Today, it's completely normal for people to ride a bike in Copenhagen. Nobody gears up in Lycra or specialised shoes. The cycling infrastructure makes it so safe to ride a bike it's rare even to see a bike helmet. People just get on their bikes and ride. And, because cycling is so normal and ubiquitous, people who must drive in the city know how to do so safely around people on bikes.

Today, Copenhagen has over 350km of protected bike lanes, with bikes comprising about 34% of all trips and people cycling a total of 1.2 million kilometres per day.

Copenhagen didn't build its brand as a cycling-friendly city overnight. They slowly constructed cycle tracks in bits and pieces over a couple of decades, and enshrined the ideas of a multimodal city in two planning documents, the 1997 Traffic and Environment Plan and the Cycle Track Priority Plan. And most importantly, its residents elected city officials with the will to implement these plans.

The next Auckland mayor will hold the reins as the city works to implement its climate obligations, its efforts to eliminate road deaths and address broader issues of housing affordability and the economy.

All of these things were addressed by the mayors of Copenhagen. It also had a housing crisis in the 1980s and in response they committed to building affordable, high-quality housing. Young families moved back into the city, taking advantage of more affordable housing and the ability to save on vehicle expenses. Auckland’s next mayor could help Auckland do the same thing.

By building better cycling infrastructure, Copenhagen trips to work and school by bike increased from 10% to 30% in just 15 years (between 1980 and 1995), and the rate of severe injuries to cyclists fell from 292 per year to just 96. Currently, bikes are just 1.2% of work and school trips in Auckland, and so far this year, we are experiencing nearly twice the number of deaths of people on bikes (all from cars) in the past five years.

The next mayor has the opportunity to push forward with a more extensive network of protected bike lanes to increase cycling rates and reduce injuries and deaths.

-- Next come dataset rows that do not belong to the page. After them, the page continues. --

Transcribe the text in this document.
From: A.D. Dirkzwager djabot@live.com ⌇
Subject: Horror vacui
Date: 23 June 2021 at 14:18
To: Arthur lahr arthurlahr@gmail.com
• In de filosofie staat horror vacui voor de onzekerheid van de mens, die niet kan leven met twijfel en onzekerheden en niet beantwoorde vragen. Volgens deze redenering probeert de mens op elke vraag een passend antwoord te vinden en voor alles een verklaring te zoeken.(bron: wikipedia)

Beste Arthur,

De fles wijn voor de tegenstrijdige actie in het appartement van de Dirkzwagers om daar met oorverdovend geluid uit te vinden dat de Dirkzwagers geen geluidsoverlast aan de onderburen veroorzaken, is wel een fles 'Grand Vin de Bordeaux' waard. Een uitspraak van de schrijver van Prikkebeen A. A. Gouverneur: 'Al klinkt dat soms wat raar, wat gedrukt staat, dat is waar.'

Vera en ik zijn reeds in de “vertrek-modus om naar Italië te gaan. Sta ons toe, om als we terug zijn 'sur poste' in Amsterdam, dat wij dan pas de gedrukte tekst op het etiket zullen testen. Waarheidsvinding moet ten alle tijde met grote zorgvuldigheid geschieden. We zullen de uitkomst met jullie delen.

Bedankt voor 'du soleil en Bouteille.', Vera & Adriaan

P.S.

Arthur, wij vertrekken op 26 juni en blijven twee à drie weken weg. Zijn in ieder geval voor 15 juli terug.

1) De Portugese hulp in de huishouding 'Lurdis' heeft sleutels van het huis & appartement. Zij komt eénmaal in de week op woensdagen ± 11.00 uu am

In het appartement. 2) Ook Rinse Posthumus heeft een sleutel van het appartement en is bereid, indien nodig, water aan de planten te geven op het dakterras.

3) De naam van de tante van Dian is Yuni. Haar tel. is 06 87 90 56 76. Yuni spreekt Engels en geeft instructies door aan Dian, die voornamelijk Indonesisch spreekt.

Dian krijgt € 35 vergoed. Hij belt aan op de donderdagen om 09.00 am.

Which is what the mayors of Copenhagen did, overseeing the city's work to drastically reduce greenhouse gas emissions, reduce air pollution, and help make the city a healthy and much quieter place to live, and put a city of 1.3 million residents in a county of five million people on the global map.

Auckland has echoes of Copenhagen in its size, in its ambitions and in the plans already set forth for the city, but it needs our next mayor to commit to this vision to bring these plans to life.

Dr Timothy F. Welch is a Senior Lecturer in the School of Architecture and Planning at the University of Auckland’s Faculty of Creative Arts and Industries.

This article reflects the opinion of the author and not necessarily the views of Waipapa Taumata Rau University of Auckland.